Migration: raw put_item → table.put
Problem
Hand-authored client.put_item(...) payloads are verbose and drift-prone across services.
Solution
Define a model once and use typed helpers.
table = Table(model, client=client)
table.put(Note(pk="A", sk="1", value=123))
Schema migration (auto_migrate)
This mirrors the Go migration guide schema-migration story: move data from a v1 table shape to a v2 shape, optionally backing up the source first and transforming each item on the way. It is reproducible against DynamoDB Local — no AWS account required.
auto_migrate(source_model, client=client, options...) ensures the target table exists and, when data_copy=True, scans
the source table and writes each item into the target table through an optional transform.
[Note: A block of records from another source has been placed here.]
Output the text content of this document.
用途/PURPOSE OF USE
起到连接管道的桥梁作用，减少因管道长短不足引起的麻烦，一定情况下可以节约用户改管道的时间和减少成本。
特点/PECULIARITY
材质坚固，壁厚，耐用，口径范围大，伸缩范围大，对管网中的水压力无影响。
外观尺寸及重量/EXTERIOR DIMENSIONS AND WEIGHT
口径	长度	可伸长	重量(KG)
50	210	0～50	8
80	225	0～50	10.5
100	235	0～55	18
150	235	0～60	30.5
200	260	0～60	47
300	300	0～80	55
Item-level transforms mirror
the Go helpers:
rename_field(old_name, new_name)add_field(name, value)remove_field(name)copy_all_fields()chain_transforms(*transforms)composes them left to right
Walkthrough
from __future__ import annotations
import os
from dataclasses import dataclass
import boto3
from tabletheory_py import ModelDefinition, ensure_table, theorydb_field
from tabletheory_py.schema_migration import add_field, auto_migrate, chain_transforms, rename_field
client = boto3.client(
"dynamodb",
endpoint_url=os.environ.get("DYNAMODB_ENDPOINT", "http://localhost:8000"),
region_name=os.environ.get("AWS_REGION", "us-east-1"),
aws_access_key_id="dummy",
aws_secret_access_key="dummy",
)
@dataclass(frozen=True)
class UserV1:
pk: str = theorydb_field(name="PK", roles=["pk"])
sk: str = theorydb_field(name="SK", roles=["sk"])
name: str = theorydb_field(default="")
@dataclass(frozen=True)
class UserV2:
pk: str = theorydb_field(name="PK", roles=["pk"])
sk: str = theorydb_field(name="SK", roles=["sk"])
display_name: str = theorydb_field(name="displayName", default="")
status: str = theorydb_field(default="")
user_v1 = ModelDefinition.from_dataclass(UserV1, table_name="users_migration_v1")
user_v2 = ModelDefinition.from_dataclass(UserV2, table_name="users_migration_v2")
# Seed the v1 table.
ensure_table(user_v1, client=client)
client.put_item(
TableName=user_v1.table_name,
Item={"PK": {"S": "USER#1"}, "SK": {"S": "v1"}, "name": {"S": "Ada"}},
)
# Back up v1, then migrate v1 -> v2: rename `name` -> `displayName` and add `status`.
auto_migrate(
user_v1,
client=client,
target_model=user_v2,
data_copy=True,
backup_table="users_migration_backup",
transform=chain_transforms(
rename_field("name", "displayName"),
add_field("status", {"S": "active"}),
),
)
# users_migration_v2 now holds { PK, SK, displayName: "Ada", status: "active" };
# users_migration_backup holds the original { PK, SK, name: "Ada" }.
A runnable version of this walkthrough lives in py/tests/integration/test_schema_migration.py and runs on the Python
integration lane against DynamoDB Local.